Life saving, miraculous, and...sometimes weird. Vaccines aren’t just an amazing public health victory, they’re interesting, too. Here are 10 fascinating, mind-boggling, and just plain crazy fun facts about immunizations:
1. Scientists knew next to nothing about viruses when the smallpox vaccine was developed
Though scientists didn’t understand what the smallpox virus was, it was widely believed that cowpox could be used to immunize against it. British scientist Edward Jenner’s research confirmed this and allowed him to develop the first smallpox vaccine in 1796 — an entire century before viruses were first discovered.
2. Vaccines perform a jedi mind trick on your body
Vaccines activate antibodies that fight off the disease at hand, without actually giving you the disease. In layman’s terms, they trick us into fighting a disease we don’t have, so that our body is prepared to fight it off if we are exposed it in the future.
3. Ancient civilizations in Asia inoculated people 1,000 years ago
India and China are believed to be the first civilations to inoculate their children against smallpox using a process called variolation. The methodology would make people squirm today—they made a small incision into a person's arm and rubbed infected material (ground scabs or pus) into the wound, or snorted ground up scabs taken from a person with smallpox.
4. Early vaccine advocates got, umm, rather creative with their distribution methods
In the late 18th century, King Charles IV of Spain wanted to spread the new smallpox vaccine throughout the world. Since modern refrigeration wasn’t around yet, 22 orphans were used as a makeshift storage method. The kids were vaccinated against smallpox, and their blood could then be used to make the vaccines wherever they traveled.
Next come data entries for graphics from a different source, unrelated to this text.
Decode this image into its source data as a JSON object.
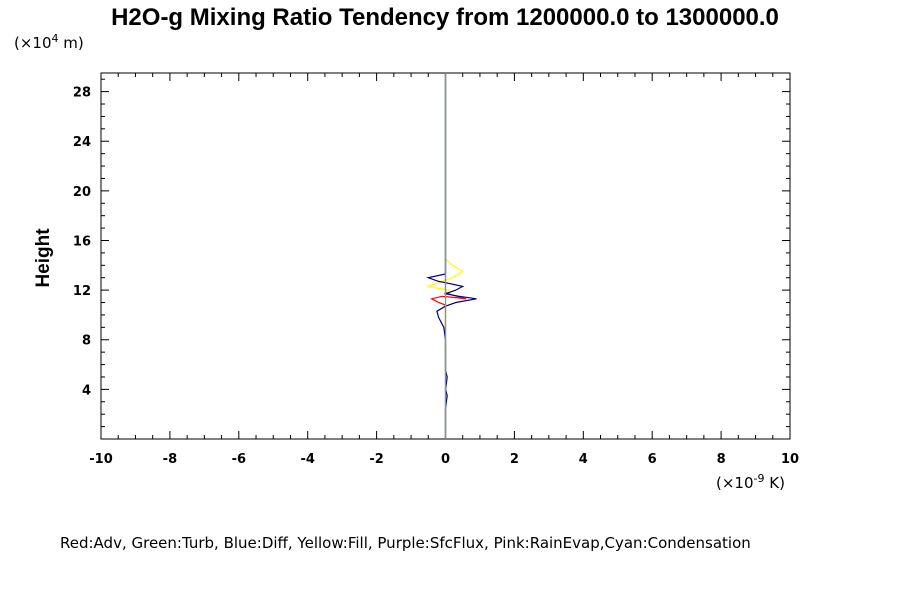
{
  "chart_data": {
    "type": "line",
    "title": "H2O-g Mixing Ratio Tendency from 1200000.0 to 1300000.0",
    "ylabel": "Height",
    "y_unit_prefix": "(×10",
    "y_unit_exp": "4",
    "y_unit_suffix": " m)",
    "x_unit_prefix": "(×10",
    "x_unit_exp": "-9",
    "x_unit_suffix": " K)",
    "xlim": [
      -10,
      10
    ],
    "ylim": [
      0,
      29.5
    ],
    "x_ticks": [
      "-10",
      "-8",
      "-6",
      "-4",
      "-2",
      "0",
      "2",
      "4",
      "6",
      "8",
      "10"
    ],
    "y_ticks": [
      "4",
      "8",
      "12",
      "16",
      "20",
      "24",
      "28"
    ],
    "legend": "Red:Adv, Green:Turb, Blue:Diff, Yellow:Fill, Purple:SfcFlux, Pink:RainEvap,Cyan:Condensation",
    "grid": false,
    "series": [
      {
        "color": "#ffff00",
        "points": [
          [
            0,
            0
          ],
          [
            0,
            11.5
          ],
          [
            0.1,
            12
          ],
          [
            -0.5,
            12.3
          ],
          [
            -0.2,
            12.6
          ],
          [
            0.2,
            13
          ],
          [
            0.5,
            13.5
          ],
          [
            0.2,
            14
          ],
          [
            0,
            14.5
          ],
          [
            0,
            29.5
          ]
        ]
      },
      {
        "color": "#ff0000",
        "points": [
          [
            0,
            0
          ],
          [
            0,
            10.8
          ],
          [
            -0.2,
            11
          ],
          [
            -0.4,
            11.3
          ],
          [
            -0.1,
            11.5
          ],
          [
            0.3,
            11.4
          ],
          [
            0.6,
            11.3
          ],
          [
            0.2,
            11.6
          ],
          [
            0,
            11.8
          ],
          [
            0,
            29.5
          ]
        ]
      },
      {
        "color": "#000080",
        "points": [
          [
            0,
            0
          ],
          [
            0,
            2.5
          ],
          [
            0.05,
            3.5
          ],
          [
            0,
            4
          ],
          [
            0.05,
            5
          ],
          [
            0,
            5.5
          ],
          [
            0,
            8
          ],
          [
            -0.05,
            9
          ],
          [
            -0.2,
            9.8
          ],
          [
            -0.25,
            10.3
          ],
          [
            0,
            10.7
          ],
          [
            0.3,
            11
          ],
          [
            0.9,
            11.3
          ],
          [
            0.4,
            11.5
          ],
          [
            0,
            11.7
          ],
          [
            0.3,
            12
          ],
          [
            0.5,
            12.3
          ],
          [
            0,
            12.6
          ],
          [
            -0.2,
            12.7
          ],
          [
            -0.5,
            13
          ],
          [
            0,
            13.3
          ],
          [
            0,
            29.5
          ]
        ]
      },
      {
        "color": "#00cccc",
        "points": [
          [
            0,
            0
          ],
          [
            0,
            29.5
          ]
        ]
      }
    ]
  }
}
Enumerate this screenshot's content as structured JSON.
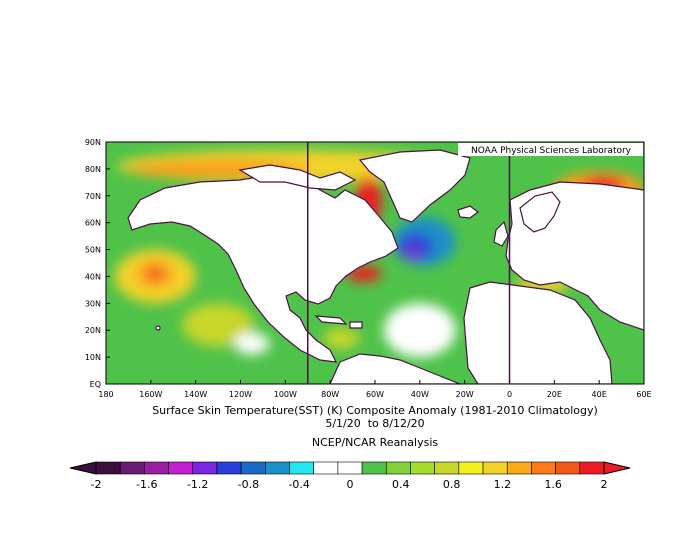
{
  "map": {
    "credit": "NOAA Physical Sciences Laboratory",
    "lat_labels": [
      "90N",
      "80N",
      "70N",
      "60N",
      "50N",
      "40N",
      "30N",
      "20N",
      "10N",
      "EQ"
    ],
    "lon_labels": [
      "180",
      "160W",
      "140W",
      "120W",
      "100W",
      "80W",
      "60W",
      "40W",
      "20W",
      "0",
      "20E",
      "40E",
      "60E"
    ],
    "extent": {
      "lon_min": -180,
      "lon_max": 60,
      "lat_min": 0,
      "lat_max": 90
    },
    "grid_lines_lon": [
      -90,
      0
    ],
    "anomaly_regions": [
      {
        "name": "arctic-band",
        "lon": -100,
        "lat": 81,
        "rx_deg": 75,
        "ry_deg": 6,
        "color": "#f3d229"
      },
      {
        "name": "arctic-band-inner",
        "lon": -130,
        "lat": 80,
        "rx_deg": 40,
        "ry_deg": 3,
        "color": "#fb9a1a"
      },
      {
        "name": "n-pacific-warm",
        "lon": -158,
        "lat": 40,
        "rx_deg": 18,
        "ry_deg": 10,
        "color": "#f3d229"
      },
      {
        "name": "n-pacific-core",
        "lon": -158,
        "lat": 41,
        "rx_deg": 8,
        "ry_deg": 5,
        "color": "#fb9a1a"
      },
      {
        "name": "n-pacific-center",
        "lon": -158,
        "lat": 41,
        "rx_deg": 3,
        "ry_deg": 2,
        "color": "#ed1c24"
      },
      {
        "name": "e-pacific-warm",
        "lon": -130,
        "lat": 22,
        "rx_deg": 16,
        "ry_deg": 8,
        "color": "#c8d62a"
      },
      {
        "name": "labrador-warm",
        "lon": -63,
        "lat": 68,
        "rx_deg": 6,
        "ry_deg": 9,
        "color": "#ed1c24"
      },
      {
        "name": "barents-warm",
        "lon": 40,
        "lat": 73,
        "rx_deg": 20,
        "ry_deg": 6,
        "color": "#fb9a1a"
      },
      {
        "name": "barents-core",
        "lon": 42,
        "lat": 74,
        "rx_deg": 9,
        "ry_deg": 3,
        "color": "#ed1c24"
      },
      {
        "name": "n-atlantic-cold",
        "lon": -38,
        "lat": 53,
        "rx_deg": 14,
        "ry_deg": 9,
        "color": "#1a90c8"
      },
      {
        "name": "n-atlantic-cold-core",
        "lon": -42,
        "lat": 51,
        "rx_deg": 8,
        "ry_deg": 5,
        "color": "#2a3fd8"
      },
      {
        "name": "n-atlantic-cold-center",
        "lon": -43,
        "lat": 49,
        "rx_deg": 3,
        "ry_deg": 2,
        "color": "#8a2ed0"
      },
      {
        "name": "gulf-stream-warm",
        "lon": -65,
        "lat": 41,
        "rx_deg": 8,
        "ry_deg": 3,
        "color": "#ed1c24"
      },
      {
        "name": "med-warm",
        "lon": 15,
        "lat": 37,
        "rx_deg": 12,
        "ry_deg": 3,
        "color": "#f3d229"
      },
      {
        "name": "caribbean-warm",
        "lon": -75,
        "lat": 17,
        "rx_deg": 8,
        "ry_deg": 4,
        "color": "#c8d62a"
      },
      {
        "name": "e-pacific-cool",
        "lon": -115,
        "lat": 15,
        "rx_deg": 8,
        "ry_deg": 4,
        "color": "#ffffff"
      },
      {
        "name": "atlantic-tropics-neutral",
        "lon": -40,
        "lat": 20,
        "rx_deg": 16,
        "ry_deg": 10,
        "color": "#ffffff"
      }
    ],
    "base_color": "#4fc24a",
    "land_color": "#ffffff",
    "coast_color": "#4b1245"
  },
  "caption": {
    "title": "Surface Skin Temperature(SST) (K) Composite Anomaly (1981-2010 Climatology)",
    "dates": "5/1/20  to 8/12/20",
    "source": "NCEP/NCAR Reanalysis"
  },
  "colorbar": {
    "ticks": [
      "-2",
      "-1.6",
      "-1.2",
      "-0.8",
      "-0.4",
      "0",
      "0.4",
      "0.8",
      "1.2",
      "1.6",
      "2"
    ],
    "colors": [
      "#3b0f3d",
      "#6b1a74",
      "#9a1ea0",
      "#c21fd0",
      "#7a28e0",
      "#2a3fd8",
      "#1a6bc8",
      "#1a90c8",
      "#22e6f0",
      "#ffffff",
      "#ffffff",
      "#4fc24a",
      "#7fd23a",
      "#a8dc2c",
      "#c8d62a",
      "#f3f21f",
      "#f3d229",
      "#fbaa1a",
      "#fb7a1a",
      "#f35a1a",
      "#ed1c24"
    ]
  }
}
5. Other species immunize, too!
Ants use “social immunization” — if one ant in the colonies is infected with a fungus, the other ants lick the infected insect to spread the infection throughout the colony. This makes the whole colony immune to the fungus. Herd immunity isn’t just for humans.
6. Switzerland vaccinated foxes and virtually eradicated rabies
Scientists in the country put chicken heads laced with vaccines throughout the alps; foxes — the main source of rabies — ate the chicken heads and became immune.
7. Vaccines get rid of diseases
Once upon a time, smallpox killed an estimated 35% of those infected and left many others scarred or blind. But in 1980, mankind successfully eradicated the virus from the globe, thanks to large-scale vaccination efforts. And now we are ~this close~ to completely eradicating polio, too. In fact, vaccination has helped reduce the number of cases of several life-threatening diseases like diphtheria, rubella and haemophilus influenzae type b (Hib) by more than 99% in the U.S. Tell us that's not kind of amazing.
8. And make them less damaging
Even diseases that haven’t been eradicated are less damaging than they used to be, thanks to vaccination. Flu vaccination averted an estimated 90,000 hospitalizations during the 2013-2014 season alone, despite vaccination rates being below 50 percent (higher vaccination rates could have prevented an additional 42,000!). Between 2000 and 2014, worldwide measles deaths dropped 79%. And if over the next decade we were to roll out vaccinations against Hib, pneumococcal disease and rotavirus in the 73 poorest countries in the world, we would save an estimated $63 billion in treatment and productivity savings.
9. New technologies mean vaccines work smarter, not harder
In 1900, only one vaccine was in widespread use in the U.S.: the smallpox vaccine. That one immunization contained roughly 200 tiny molecules that provoked the immune system to create antibodies (these molecules are also known as "antigens"). You would think that now that we can protect against an astonishing 14 diseases by age 2 there would be more antigens and the immune system would be working harder, right? Not so. Thanks to advances in vaccine technologies, vaccines are not only safer than ever before, but they also require fewer antigens to be effective. In fact, the entire childhood schedule now contains only an estimated 160 antigens, far less than our parents or grandparents received.
10. One man is responsible for over half of the routinely recommended vaccinations given during childhood
While Jonas Salk and Albert Sabin earned widespread fame for their polio vaccines, Maurice Hilleman isn't exactly a household name. Yet he is responsible for an incredible 8 of the 14 routinely recommended childhood immunizations in the U.S., including vaccines against measles, mumps, and meningococcal disease. And while he never received the fanfare he deserved, his work has saved tens of millions of lives. Maybe even yours.